What does resonate with me is getting into the muck of life – or as Stephen Jenkinson terms it so beautifully, the dark church of what’s so. Life is created in the darkness of the womb and the depths of the composted forest floor and the oceans. Our natural world has evolved to offer an abundance of beauty and nutrition while spending half the time in light and half in the dark. And yet, it’s almost universally accepted that light is good and dark is bad. How can that be when the dark is so essential to the circle of life?

These days, I find myself disinterested in those who say that they have it all figured out and have the answers for happiness and contentment. And while my mystical bent has me appreciate the illusory nature of time, space and the physical world, I am an embodied being.

I find myself interested in conversations about how human beings in 2019 navigate the ‘this and that’ ness of our daily lives.

  • The deep yearning for creating beauty and peace through my daily life AND the need to pay my mortgage.
  • My desire for honoring the sacredness of nature AND my need to drive a car because the public transportation infrastructure is so weak.
  • The desire to aid the disenfranchised of the world AND the need to fulfill the dictates of funders.
  • My love of cheese AND the limited availability of ethically produced dairy products.
  • My urge to just go hiking and live in the woods AND my sense of obligation to future generations to be a voice to protect the woods and the waters.
  • The preciousness of life AND the hundreds of ants building a nest in my basement.

It seems like there are dozens of times a day when I feel the little tug of this-and-that-ness between what my heart and body yearns for and what’s necessary to be effective or just get along in this world.

But what if the future is more beautiful than the past and the torrent of feelings that rise up in me are as heaven-sent as the beauty that came through that fiddle and bow?
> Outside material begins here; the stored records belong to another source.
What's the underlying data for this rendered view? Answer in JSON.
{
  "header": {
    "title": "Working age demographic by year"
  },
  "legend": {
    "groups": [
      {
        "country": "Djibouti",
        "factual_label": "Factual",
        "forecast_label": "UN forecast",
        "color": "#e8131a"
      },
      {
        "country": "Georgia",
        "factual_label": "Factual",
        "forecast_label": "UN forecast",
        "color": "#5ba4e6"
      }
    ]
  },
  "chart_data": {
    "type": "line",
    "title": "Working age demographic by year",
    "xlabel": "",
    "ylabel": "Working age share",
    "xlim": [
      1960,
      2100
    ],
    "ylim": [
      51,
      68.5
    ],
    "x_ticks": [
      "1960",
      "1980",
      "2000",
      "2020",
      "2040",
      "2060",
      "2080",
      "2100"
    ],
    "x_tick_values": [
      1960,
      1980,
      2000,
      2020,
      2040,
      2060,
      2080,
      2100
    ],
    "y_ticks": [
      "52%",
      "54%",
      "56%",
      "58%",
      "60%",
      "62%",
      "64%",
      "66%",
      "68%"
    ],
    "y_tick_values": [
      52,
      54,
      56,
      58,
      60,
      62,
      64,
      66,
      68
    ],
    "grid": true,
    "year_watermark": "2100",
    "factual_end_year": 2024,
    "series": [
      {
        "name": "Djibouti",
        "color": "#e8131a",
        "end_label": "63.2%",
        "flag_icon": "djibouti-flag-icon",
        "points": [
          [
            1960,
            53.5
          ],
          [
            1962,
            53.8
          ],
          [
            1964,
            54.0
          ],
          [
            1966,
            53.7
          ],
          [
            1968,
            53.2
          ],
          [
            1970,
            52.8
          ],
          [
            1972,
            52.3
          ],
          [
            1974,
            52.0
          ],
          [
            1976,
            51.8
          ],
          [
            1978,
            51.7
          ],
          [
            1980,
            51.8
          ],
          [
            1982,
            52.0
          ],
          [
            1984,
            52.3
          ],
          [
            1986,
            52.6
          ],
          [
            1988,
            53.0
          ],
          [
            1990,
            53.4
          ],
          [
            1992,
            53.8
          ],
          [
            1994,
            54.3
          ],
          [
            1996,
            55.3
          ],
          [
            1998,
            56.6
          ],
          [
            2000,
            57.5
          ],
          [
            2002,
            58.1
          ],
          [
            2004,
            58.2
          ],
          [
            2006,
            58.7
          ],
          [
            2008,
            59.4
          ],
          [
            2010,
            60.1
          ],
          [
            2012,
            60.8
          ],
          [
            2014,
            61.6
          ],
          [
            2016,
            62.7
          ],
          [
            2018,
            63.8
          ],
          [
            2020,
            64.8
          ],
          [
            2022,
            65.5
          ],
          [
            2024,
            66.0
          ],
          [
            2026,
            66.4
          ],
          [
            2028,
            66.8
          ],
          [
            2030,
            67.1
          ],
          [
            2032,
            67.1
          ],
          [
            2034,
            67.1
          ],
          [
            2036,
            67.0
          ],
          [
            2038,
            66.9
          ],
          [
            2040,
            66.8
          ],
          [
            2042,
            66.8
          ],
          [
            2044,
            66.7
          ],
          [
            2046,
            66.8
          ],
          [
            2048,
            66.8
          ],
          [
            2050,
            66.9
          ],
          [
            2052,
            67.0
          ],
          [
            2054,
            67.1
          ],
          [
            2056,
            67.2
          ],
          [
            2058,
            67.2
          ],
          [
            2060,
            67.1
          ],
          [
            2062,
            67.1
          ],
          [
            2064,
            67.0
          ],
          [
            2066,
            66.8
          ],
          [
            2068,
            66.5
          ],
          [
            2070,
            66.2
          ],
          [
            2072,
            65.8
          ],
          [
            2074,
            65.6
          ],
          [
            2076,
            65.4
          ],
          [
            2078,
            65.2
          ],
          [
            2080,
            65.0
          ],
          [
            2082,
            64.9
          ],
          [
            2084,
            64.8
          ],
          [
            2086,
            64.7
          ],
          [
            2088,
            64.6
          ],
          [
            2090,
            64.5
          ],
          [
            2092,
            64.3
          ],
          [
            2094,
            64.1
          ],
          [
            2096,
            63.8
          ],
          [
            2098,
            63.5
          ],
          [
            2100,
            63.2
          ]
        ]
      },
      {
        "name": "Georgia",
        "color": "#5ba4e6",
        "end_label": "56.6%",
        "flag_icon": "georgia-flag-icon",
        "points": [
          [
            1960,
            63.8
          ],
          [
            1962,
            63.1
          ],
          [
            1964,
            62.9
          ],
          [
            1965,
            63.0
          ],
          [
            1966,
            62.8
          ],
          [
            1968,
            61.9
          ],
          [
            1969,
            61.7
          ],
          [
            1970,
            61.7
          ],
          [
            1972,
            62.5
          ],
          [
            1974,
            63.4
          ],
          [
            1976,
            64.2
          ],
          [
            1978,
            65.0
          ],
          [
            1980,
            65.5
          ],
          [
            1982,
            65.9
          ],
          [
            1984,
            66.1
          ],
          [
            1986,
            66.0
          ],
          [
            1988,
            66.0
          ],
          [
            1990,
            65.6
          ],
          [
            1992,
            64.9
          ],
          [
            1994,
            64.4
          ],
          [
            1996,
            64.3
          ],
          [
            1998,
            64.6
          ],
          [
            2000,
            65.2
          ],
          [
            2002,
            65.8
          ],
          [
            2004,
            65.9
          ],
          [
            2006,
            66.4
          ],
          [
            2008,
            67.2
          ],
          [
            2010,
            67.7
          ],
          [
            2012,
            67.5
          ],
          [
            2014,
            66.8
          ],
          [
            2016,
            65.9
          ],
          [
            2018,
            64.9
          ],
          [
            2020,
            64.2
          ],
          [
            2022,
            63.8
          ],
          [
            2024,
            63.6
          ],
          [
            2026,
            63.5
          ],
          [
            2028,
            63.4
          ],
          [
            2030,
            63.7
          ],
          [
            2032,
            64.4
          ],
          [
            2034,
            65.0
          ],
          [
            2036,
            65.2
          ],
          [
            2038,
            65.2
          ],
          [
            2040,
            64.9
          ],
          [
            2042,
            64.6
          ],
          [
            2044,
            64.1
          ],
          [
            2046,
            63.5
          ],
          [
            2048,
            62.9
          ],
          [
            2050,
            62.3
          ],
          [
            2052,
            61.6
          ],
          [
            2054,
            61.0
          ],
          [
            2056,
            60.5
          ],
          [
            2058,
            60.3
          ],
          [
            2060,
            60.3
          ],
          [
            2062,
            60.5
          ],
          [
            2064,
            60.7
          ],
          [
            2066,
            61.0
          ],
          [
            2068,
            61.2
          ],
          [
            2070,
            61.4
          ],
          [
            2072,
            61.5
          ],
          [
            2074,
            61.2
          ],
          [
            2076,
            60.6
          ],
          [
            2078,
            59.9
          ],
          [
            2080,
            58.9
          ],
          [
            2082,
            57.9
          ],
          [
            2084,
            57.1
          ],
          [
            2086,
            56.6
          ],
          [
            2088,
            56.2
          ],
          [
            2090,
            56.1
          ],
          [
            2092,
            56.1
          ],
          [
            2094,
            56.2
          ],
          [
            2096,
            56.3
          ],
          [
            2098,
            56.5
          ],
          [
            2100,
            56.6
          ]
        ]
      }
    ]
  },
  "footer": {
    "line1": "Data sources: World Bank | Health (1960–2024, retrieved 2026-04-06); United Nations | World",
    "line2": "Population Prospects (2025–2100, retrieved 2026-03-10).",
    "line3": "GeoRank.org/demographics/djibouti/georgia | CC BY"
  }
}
And for the symphony of life to emerge, I can play and dance with the dark emotions and allow them to fuel my movements as we weave world? And I can honor the reality of the daily conundrums and know that some days we inch forward and some days we inch back. Some days I weave with the dark thread, some days with the light – and the full tapestry is yet to be seen. What if.

And now, life’s current big question. What to do about the darned mosquito that’s pecking at me while I write?